Paper plates are the most uncivilized and literally distasteful thing about this week; I never use them even when we camp in the wilderness, so why should I have to in my own house? Must retrieve some real plates from a box for tonight, so the food will taste right again.
As we were dealing with rain and illness, the weeds were taking over the yard. Still, ranunculus do grow tall, and these showed above the robust sea of green. One Big Event this week was the pulling of all the weeds in this bed, accomplish by moi.
Today is a wonderful commemoration of a resurrectional event, when Christ raised Lazarus, so we have Lazarus Saturday, with celebrations. After the Liturgy, there is a clean-up effort to get the property and buildings all beautified for Holy Week and Pascha, but I didn’t go, because I did my such prep work at church yesterday.

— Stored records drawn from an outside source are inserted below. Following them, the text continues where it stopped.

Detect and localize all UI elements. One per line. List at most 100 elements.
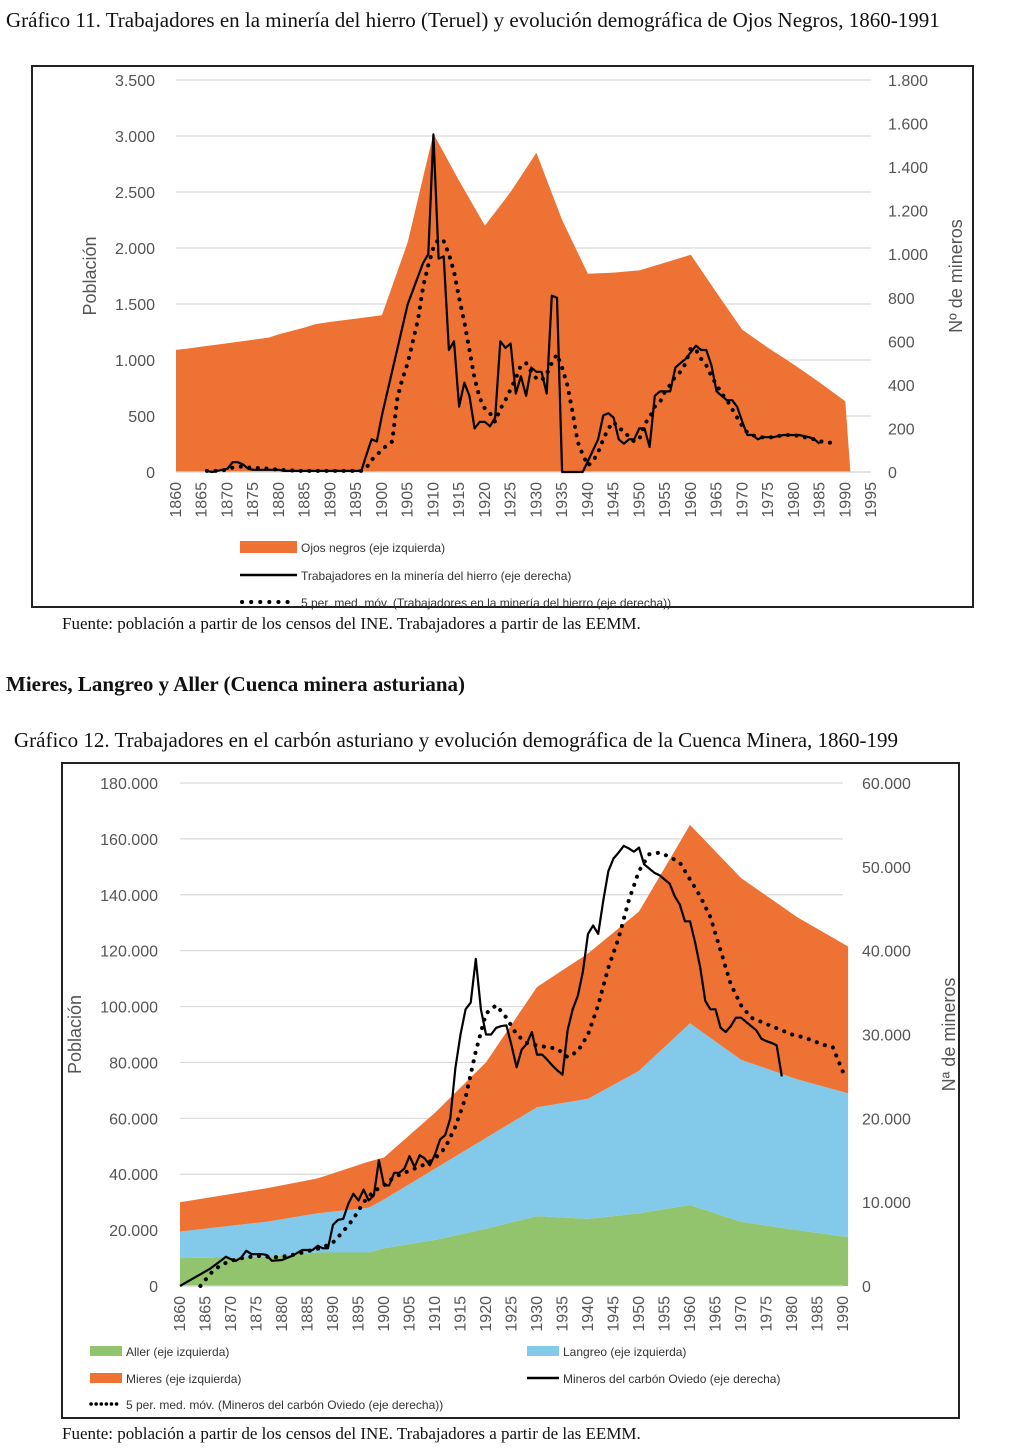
- y2-tick-label: 0: [862, 1279, 871, 1296]
- y-tick-label: 100.000: [100, 1000, 158, 1017]
- x-tick-label: 1910: [427, 1296, 444, 1332]
- x-tick-label: 1905: [400, 482, 417, 518]
- line-mineros-carbon: [179, 844, 783, 1287]
- area-ojos-negros: [176, 133, 851, 473]
- x-tick-label: 1930: [528, 482, 545, 518]
- x-tick-label: 1970: [734, 482, 751, 518]
- line-media-movil-carbon: [198, 850, 845, 1288]
- y2-tick-label: 400: [888, 378, 915, 395]
- y2-tick-label: 40.000: [862, 944, 911, 961]
- x-tick-label: 1895: [348, 482, 365, 518]
- x-tick-label: 1955: [657, 482, 674, 518]
- x-tick-label: 1875: [249, 1296, 266, 1332]
- area-langreo: [180, 1023, 849, 1259]
- legend-swatch-aller: [90, 1346, 122, 1356]
- y-axis-title: Población: [65, 995, 85, 1074]
- x-tick-label: 1990: [835, 1296, 852, 1332]
- y-tick-label: 120.000: [100, 944, 158, 961]
- x-tick-label: 1880: [271, 482, 288, 518]
- x-tick-label: 1880: [274, 1296, 291, 1332]
- y-axis-title: Población: [80, 236, 100, 315]
- y-tick-label: 80.000: [109, 1055, 158, 1072]
- chart2-source: Fuente: población a partir de los censos…: [62, 1424, 641, 1443]
- y2-tick-label: 50.000: [862, 860, 911, 877]
- x-tick-label: 1860: [172, 1296, 189, 1332]
- x-tick-label: 1995: [863, 482, 880, 518]
- x-tick-label: 1925: [503, 482, 520, 518]
- x-tick-label: 1890: [325, 1296, 342, 1332]
- y2-axis-title: Nª de mineros: [939, 978, 959, 1092]
- y-tick-label: 1.000: [115, 353, 155, 370]
- x-tick-label: 1920: [478, 1296, 495, 1332]
- x-tick-label: 1950: [631, 482, 648, 518]
- area-aller: [180, 1205, 849, 1286]
- y2-tick-label: 800: [888, 291, 915, 308]
- x-tick-label: 1960: [682, 1296, 699, 1332]
- x-tick-label: 1940: [580, 1296, 597, 1332]
- y2-tick-label: 600: [888, 334, 915, 351]
- y-tick-label: 0: [149, 1279, 158, 1296]
- legend-label-langreo: Langreo (eje izquierda): [563, 1345, 686, 1359]
- y-tick-label: 500: [128, 409, 155, 426]
- y2-tick-label: 0: [888, 465, 897, 482]
- y-tick-label: 2.000: [115, 241, 155, 258]
- y2-axis-title: Nº de mineros: [946, 219, 966, 333]
- x-tick-label: 1960: [683, 482, 700, 518]
- chart1-svg: 0 500 1.000 1.500 2.000 2.500 3.000 3.500 0 200 40…: [80, 73, 966, 610]
- x-tick-label: 1965: [709, 482, 726, 518]
- y-tick-label: 1.500: [115, 297, 155, 314]
- x-tick-label: 1945: [606, 482, 623, 518]
- y-tick-label: 20.000: [109, 1223, 158, 1240]
- y2-tick-label: 1.400: [888, 160, 928, 177]
- y-tick-label: 60.000: [109, 1111, 158, 1128]
- x-tick-label: 1975: [759, 1296, 776, 1332]
- chart1-frame: [31, 65, 974, 608]
- x-tick-label: 1885: [297, 482, 314, 518]
- x-tick-label: 1875: [245, 482, 262, 518]
- y2-tick-label: 1.200: [888, 204, 928, 221]
- legend-label-trabajadores: Trabajadores en la minería del hierro (e…: [301, 569, 571, 583]
- x-tick-label: 1905: [402, 1296, 419, 1332]
- legend-swatch-mieres: [90, 1373, 122, 1383]
- y-tick-label: 180.000: [100, 776, 158, 793]
- legend-label-media-movil: 5 per. med. móv. (Trabajadores en la min…: [301, 596, 671, 610]
- x-tick-label: 1915: [453, 1296, 470, 1332]
- y2-tick-label: 30.000: [862, 1028, 911, 1045]
- legend-swatch-ojos-negros: [240, 541, 297, 553]
- y-tick-label: 3.500: [115, 73, 155, 90]
- x-tick-label: 1910: [425, 482, 442, 518]
- y2-tick-label: 60.000: [862, 776, 911, 793]
- x-tick-label: 1990: [837, 482, 854, 518]
- x-tick-label: 1915: [451, 482, 468, 518]
- y2-tick-label: 1.800: [888, 73, 928, 90]
- x-tick-label: 1980: [784, 1296, 801, 1332]
- x-tick-label: 1870: [223, 1296, 240, 1332]
- y-tick-label: 2.500: [115, 185, 155, 202]
- legend-label-mieres: Mieres (eje izquierda): [126, 1372, 241, 1386]
- x-tick-label: 1925: [504, 1296, 521, 1332]
- x-tick-label: 1870: [219, 482, 236, 518]
- x-tick-label: 1975: [760, 482, 777, 518]
- x-tick-label: 1985: [812, 482, 829, 518]
- chart2-frame: [61, 762, 960, 1419]
- y2-tick-label: 1.000: [888, 247, 928, 264]
- x-tick-label: 1980: [786, 482, 803, 518]
- y-tick-label: 3.000: [115, 129, 155, 146]
- area-mieres: [180, 824, 849, 1232]
- x-tick-label: 1920: [477, 482, 494, 518]
- x-tick-label: 1965: [708, 1296, 725, 1332]
- legend-label-media-movil-carbon: 5 per. med. móv. (Mineros del carbón Ovi…: [126, 1398, 443, 1412]
- x-tick-label: 1900: [376, 1296, 393, 1332]
- legend-label-ojos-negros: Ojos negros (eje izquierda): [301, 541, 445, 555]
- y-tick-label: 160.000: [100, 832, 158, 849]
- section-heading: Mieres, Langreo y Aller (Cuenca minera a…: [6, 672, 466, 696]
- x-tick-label: 1865: [198, 1296, 215, 1332]
- x-tick-label: 1885: [300, 1296, 317, 1332]
- x-tick-label: 1970: [733, 1296, 750, 1332]
- x-tick-label: 1860: [168, 482, 185, 518]
- x-tick-label: 1950: [631, 1296, 648, 1332]
- y2-tick-label: 10.000: [862, 1195, 911, 1212]
- y-tick-label: 0: [146, 465, 155, 482]
- line-trabajadores-hierro: [206, 133, 821, 474]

After shopping for plants and dirt, I planted all new plants in nine containers, ranging in size from half-wine barrels to smaller clay pots. That might not have taken five hours if I didn’t have to start by emptying three of them, heavy with old dirt, into my wheelbarrow, which I labored to drive what seemed a quarter mile to the dump pile. Then I loaded up some compost from the other side of the pile to put in the bottom of the containers. I went the long way around buildings if it helped me to avoid steps–I didn’t like trying to do wheelies.
The huge bags of Supersoil I’d bought to top-off the containers were almost too weighty for an old woman. But I had heaved and dragged all four of them into my car earlier, and I managed again, to get them into the wheelbarrow, then out of the barrow on to the ground so I could grab double-handfuls of the rich stuff and nestle it around all the little flowers. The picture shows the three old medium-sized wooden containers that I’d moved from one area to another. Though the weather was perfect for gardening, it was too bright for good photography.
After weeding some, and cleaning up all the mess, I was surprised at how sore and tired I was. I went home in time to clean up and recover a bit, and return for Matins of Lazarus Saturday. The church had been decorated, while I was decorating the gardens, and was full of calla lilies, with palm fronds on the chandelier.
Today Mr. Glad and I worked at home, and I tackled the back yard. The mass of weeds is ten times that of the front yard, but I rested at one point by this table, looked at the “trees” instead of the looming “forest,” and thanked God for the strength to work, and for the spring flowers. This pot of nemesia that one friend gave me, I’d like to put in a pot so it can spill over the sides.
The children and husband and friends were so good to me for my birthday. One interesting gift I received was an olive tree, hand delivered from Oregon by my son and decorated with drawings by the grandchildren.
I’m going to buy a big pot to put it in, and remember that “I am like a green olive tree in the house of God: I trust in the mercy of God for ever and ever.”